Where Do Images Go When You Import Them to Lightroom?
In order to work on images in Adobe Lightroom, you first have to import them. But for many new users, it's not entirely clear just what "importing" does.
The Import dialog can be accessed either directly from the Library module, or via the Lightroom menus from within any module. The dialog fills your entire screen but has only a few basic parts. When importing photos, you generally access these parts from left to right, so this is the order in which I'll describe them.
Down the left hand side of the screen is the source selection consisting primarily of a tree structure representing the folders and subfolders on your computer. If the images you want to import are a network drive instead, you can add it to the source tree by clicking on the plus sign icon at the top right of the Source panel. Folders in the tree can be expanded to reveal any contained subfolders. When you get to the folder you want, click on it in the tree.
This takes us to the second major portion of the Import dialog. The central section of the window is filled with the preview area where you can pick and choose among the images in your selected folder. Each image that has not been previously imported has an associated checkmark that can be turned on or off as desired.

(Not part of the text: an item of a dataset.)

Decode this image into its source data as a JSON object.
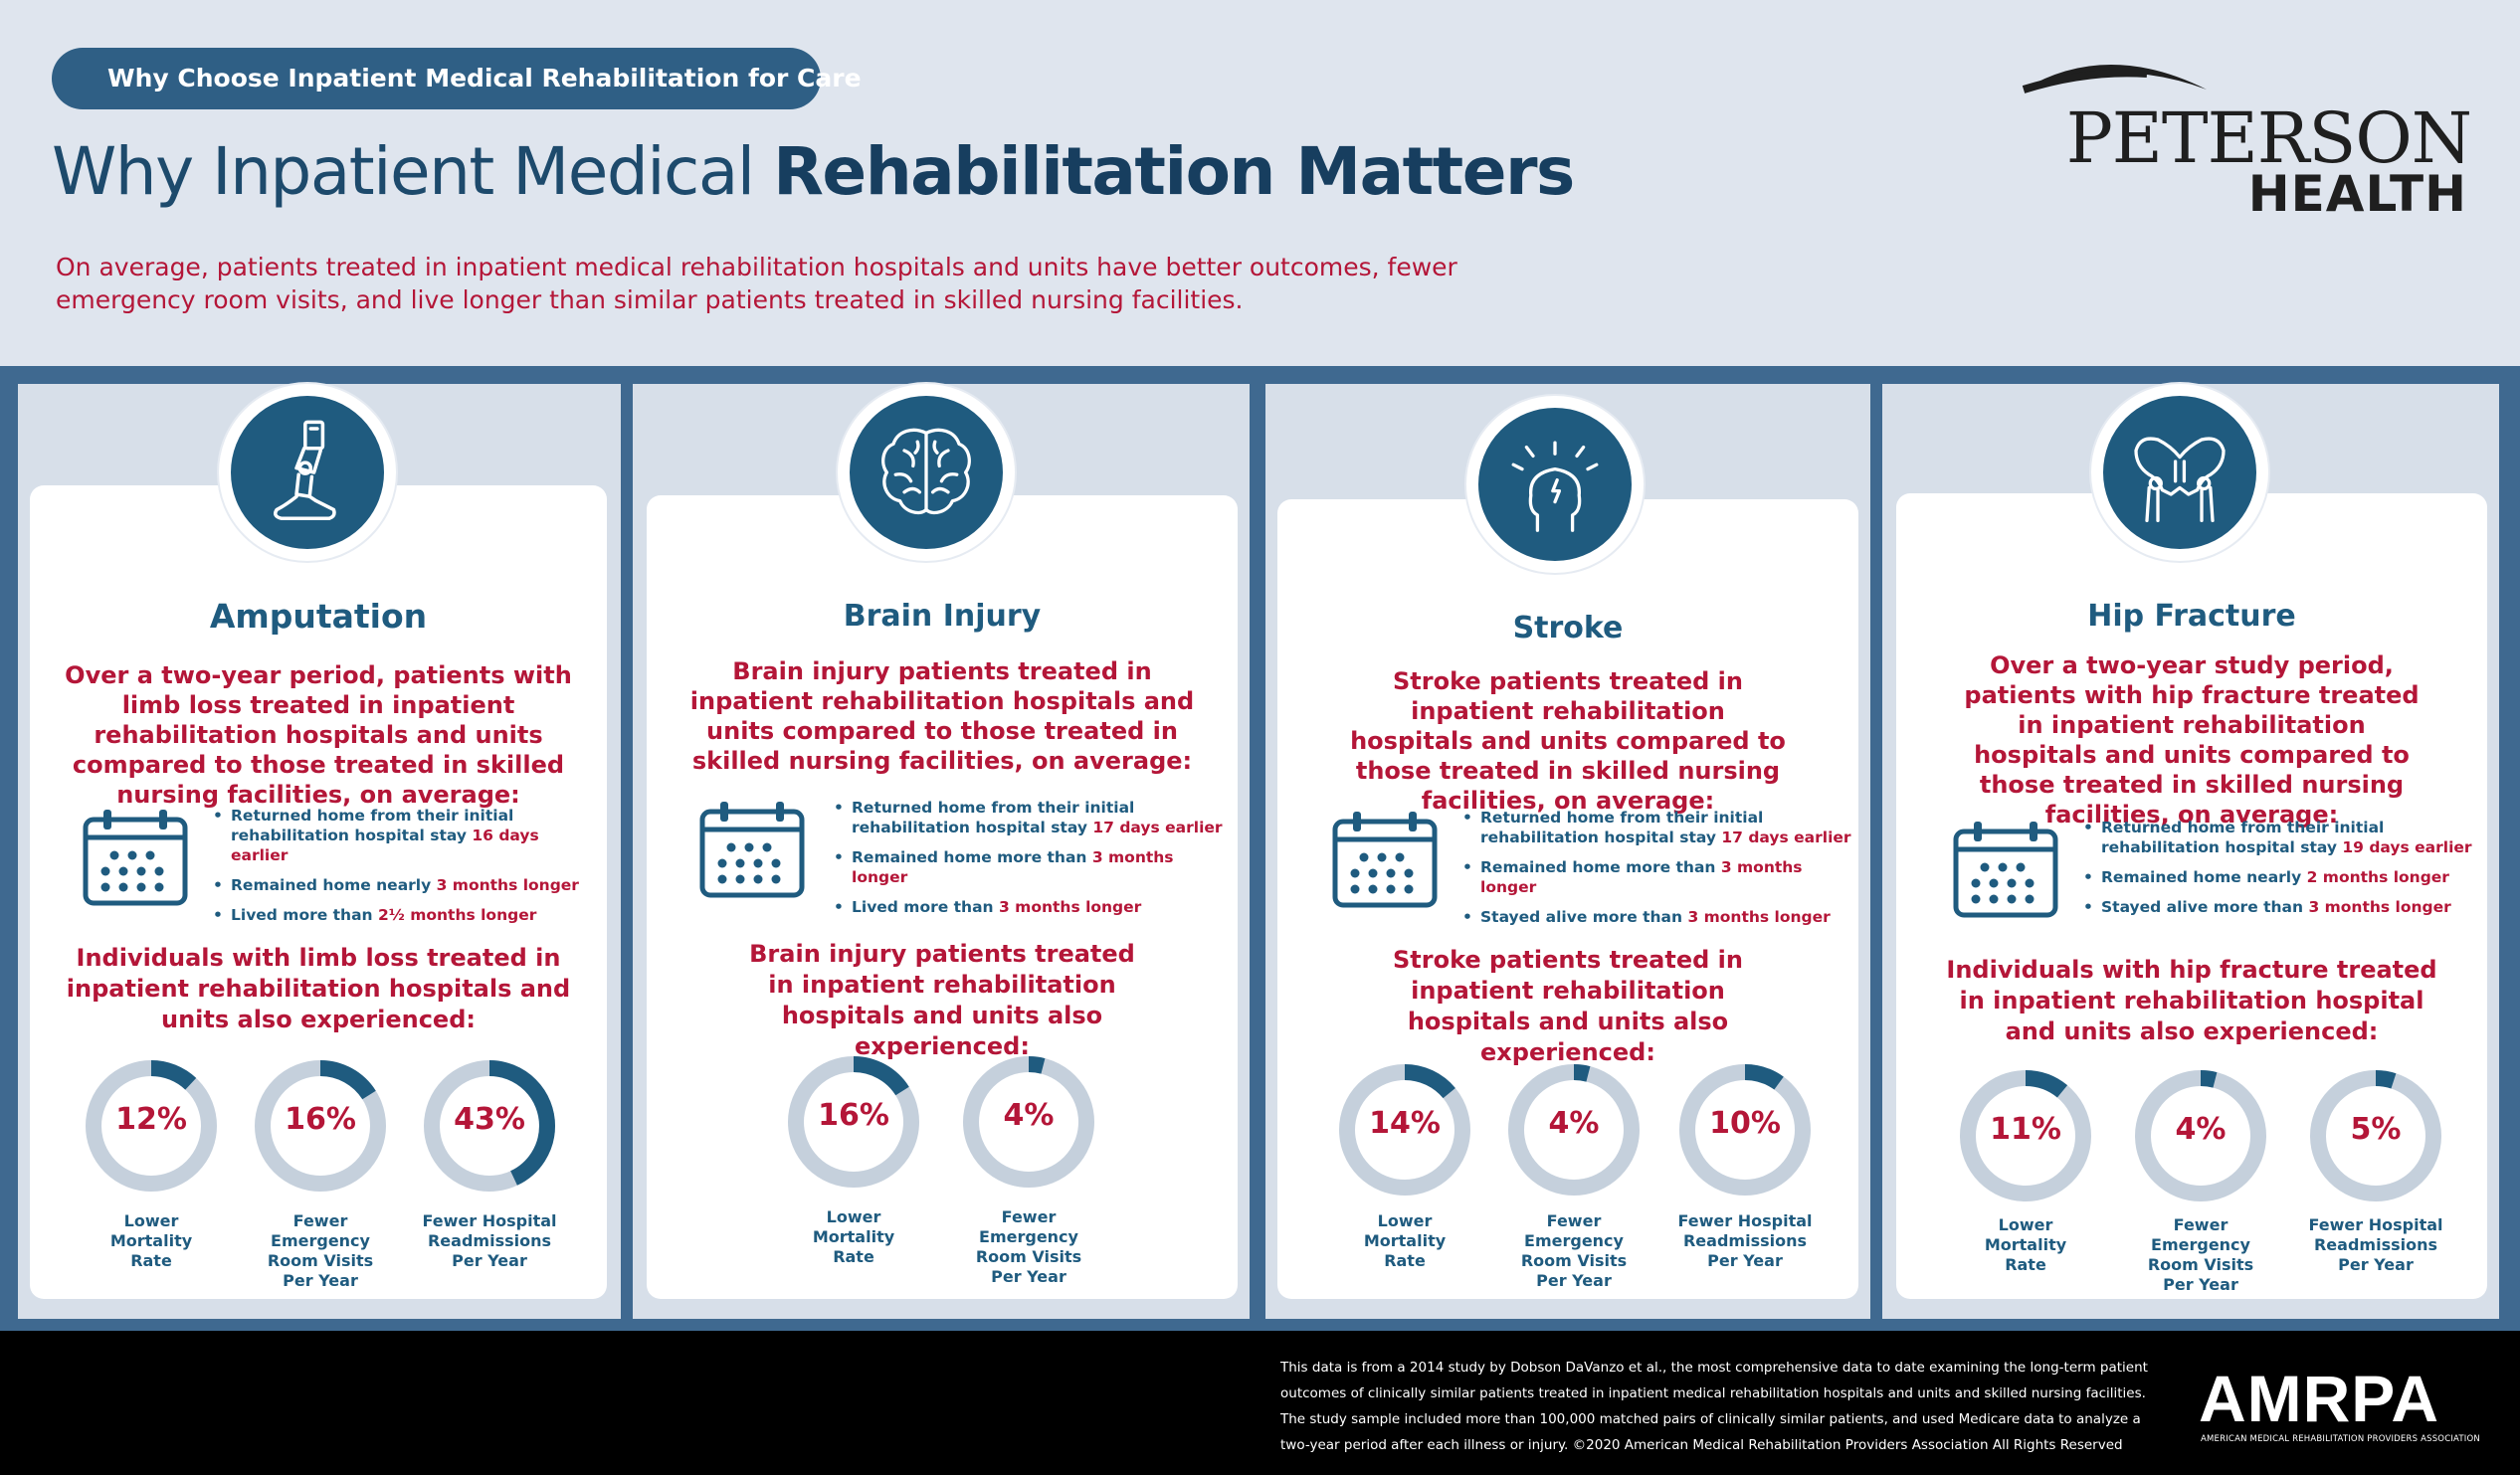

On the right hand side of the screen you'll find the third major section, the place where you select your destination and other options. The exact list of options available depends on upon your choices elsewhere in the dialog.
Directly above the preview area is the section of the Import dialog most relevant to the topic at hand. It's here that you choose the action that will occur when you actually click the "Import" button. Regardless of your choice of action, the Import process will add information about the imported images to your Lightroom catalog so you can access them later.
There are four possible action choices. "Copy as DNG" will convert each source image to Adobe's DNG format, placing the result in your destination folder. "Copy" will copy each selected image without converting it. "Move" will do the same as "copy" but will delete the original source image after copying it. "Add" will keep the file in the original location. If you choose the "Add" action, the destination will automatically show simply as "My Catalog" since the images themselves won't move, but any other choice of action requires the choice of a destination folder using right hand pane.
As such, the location of your images depends on how you import them. If you're unsure of where a specific image actually is, you can always right-click on it and select "Show in Explorer" (or "Show in Finder" on OS X). This will open the folder containing the actual image file using your operating system browser.
But if you now open that image file using another program you may be in for a bit of a surprise. If you've previously done work to optimize that image in Lightroom, the truth of the matter is that your optimized image isn't really anywhere. The image file shown by your operating system looks like it did when you imported it, not as is now does after optimizing it. Along with the camera metadata and other information added to the Lightroom catalog during the import process, the catalog also contains all the metadata associated with your optimizations. This is the same information usually maintained in sidecar XMP files for users of Adobe Camera Raw. When you view an image in Lightroom, your optimizations are layered on top of the original image pixels to create the modified appearance you intended but all the while the image pixels themselves remain unaltered. Remember, Adobe Lightroom is a nondestructive editing program.
If you do need to access a copy of a modified image in another application, you have two choices, depending on what that other application is. Installing some applications will add entries to the Lightroom Export dialog while others require you to register them as an external editing application via the Lightroom preferences dialog. The Export dialog will also let you simply save the resulting image file to a hard drive folder if you prefer. Regardless, what you end up with will have your Lightroom optimizations baked in. While this will allow the target application to see the same thing you see inside Lightroom, it means that your edits are no longer nondestructive. Your unaltered Lightroom image is still safe and sound of course with your edits living separately in the Lightroom catalog, but the exported copy now has a life of its own with those same edits now actually applied. After editing in your selected application, the modified image will need added back to Lightroom as an additional file.
The various tools within the Lightroom environment are well integrated, but bridging the gap between what is within Lightroom and what is outside it can be a bit confusing until you get used to it.